Sunday, February 12, 2012

The Farmers Taft

My but we are embracing the agrarian lifestyle lately.  Farmer Taft is preparing for spring, and lustfully thumbing through seed catalogs.  He mentioned to me yesterday that he is thinking about sprouting his own seeds this spring using peat sprouting trays.  I think he said that the tray itself with 30 peat sprout containers was $50, and the peat refills for the tray were $20 for 30. 

I reminded him of the magazine cover I pointed out at the grocery store a few weeks ago that showed little sprouts coming up out of an eggshell.  So today when we made quiches for lunch we saved the eggshells. 

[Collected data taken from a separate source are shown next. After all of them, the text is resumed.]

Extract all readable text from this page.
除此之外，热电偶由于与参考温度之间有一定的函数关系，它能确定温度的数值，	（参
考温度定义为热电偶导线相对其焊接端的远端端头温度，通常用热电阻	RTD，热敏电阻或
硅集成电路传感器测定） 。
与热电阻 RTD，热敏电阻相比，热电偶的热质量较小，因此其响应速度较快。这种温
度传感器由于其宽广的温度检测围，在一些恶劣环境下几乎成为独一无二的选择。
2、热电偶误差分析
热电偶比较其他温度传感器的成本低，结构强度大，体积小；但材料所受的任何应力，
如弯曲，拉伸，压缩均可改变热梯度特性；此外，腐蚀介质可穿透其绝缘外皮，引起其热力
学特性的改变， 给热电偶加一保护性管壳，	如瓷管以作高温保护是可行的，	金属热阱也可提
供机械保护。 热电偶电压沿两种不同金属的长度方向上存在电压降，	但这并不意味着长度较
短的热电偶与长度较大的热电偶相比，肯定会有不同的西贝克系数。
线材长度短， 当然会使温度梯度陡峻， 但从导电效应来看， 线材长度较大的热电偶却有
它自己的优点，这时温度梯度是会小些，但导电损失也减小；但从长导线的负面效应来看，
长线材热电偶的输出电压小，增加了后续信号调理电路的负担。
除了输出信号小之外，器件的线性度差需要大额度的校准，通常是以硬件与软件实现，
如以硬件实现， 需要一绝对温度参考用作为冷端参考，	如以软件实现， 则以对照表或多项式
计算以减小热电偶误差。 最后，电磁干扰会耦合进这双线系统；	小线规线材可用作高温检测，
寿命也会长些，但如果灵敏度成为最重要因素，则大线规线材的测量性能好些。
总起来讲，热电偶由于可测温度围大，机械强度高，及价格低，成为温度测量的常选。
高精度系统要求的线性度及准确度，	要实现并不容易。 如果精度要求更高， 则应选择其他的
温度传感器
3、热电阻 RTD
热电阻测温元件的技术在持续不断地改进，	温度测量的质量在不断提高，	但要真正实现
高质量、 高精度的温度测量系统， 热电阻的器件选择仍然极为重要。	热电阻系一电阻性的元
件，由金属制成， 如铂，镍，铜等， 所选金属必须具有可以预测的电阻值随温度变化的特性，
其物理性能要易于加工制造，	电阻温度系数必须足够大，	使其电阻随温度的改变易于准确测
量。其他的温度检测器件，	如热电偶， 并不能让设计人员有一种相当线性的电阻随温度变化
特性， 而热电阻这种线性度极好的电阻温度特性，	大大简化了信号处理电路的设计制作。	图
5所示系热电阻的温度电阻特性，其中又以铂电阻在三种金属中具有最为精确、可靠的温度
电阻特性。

I guess the thing to remember is when you're planting your little sprouts (shell and all), just make sure to crush it a bit so the roots have an easier time getting through to the soil.

Saturday I had some time to myself, so I went to Slow Pokes in Grafton to check it out.  I found some organic raw milk cheese, grass-fed organic beef, and better prices on raw cacao and coconut oil than I'd found online.  The produce and meat are all local.  For example, the beef I got came from Kay's HomeFarm Meats, just outside of Cedarburg.  I'm very happy to have found this wonderful, reasonably-priced source for local organic produce and meats. 

Saturday night I decided to try out a raw recipe, so I checked out Ani Phyo's Raspberry Ganache fudge Cake video on YouTube.  Here's the recipe, and here's the pics. 

Richard's summation:  "This is GOOD.  Wow.  You could take this up north and they'd never know it wasn't just a flourless cake, that it was raw."

Pretty high praise, that you could fool the folks up north!

One last project this weekend was to take the breads out of the freezer that I'd been saving to make bread crumbs, and actually make the bread crumbs.  I used two lovely rustic-style loaves from a local bakery that we hadn't been able to eat before they got stale.  I let them thaw, and cut them up into cubes before putting them on a cookie sheet and drying them in the oven at 300 degrees for about 25 minutes.  After a few spins in the food processor, I ended up with a 3-cup container of high-quality bread crumbs that will be part of some lovely home-cooked dish in the future.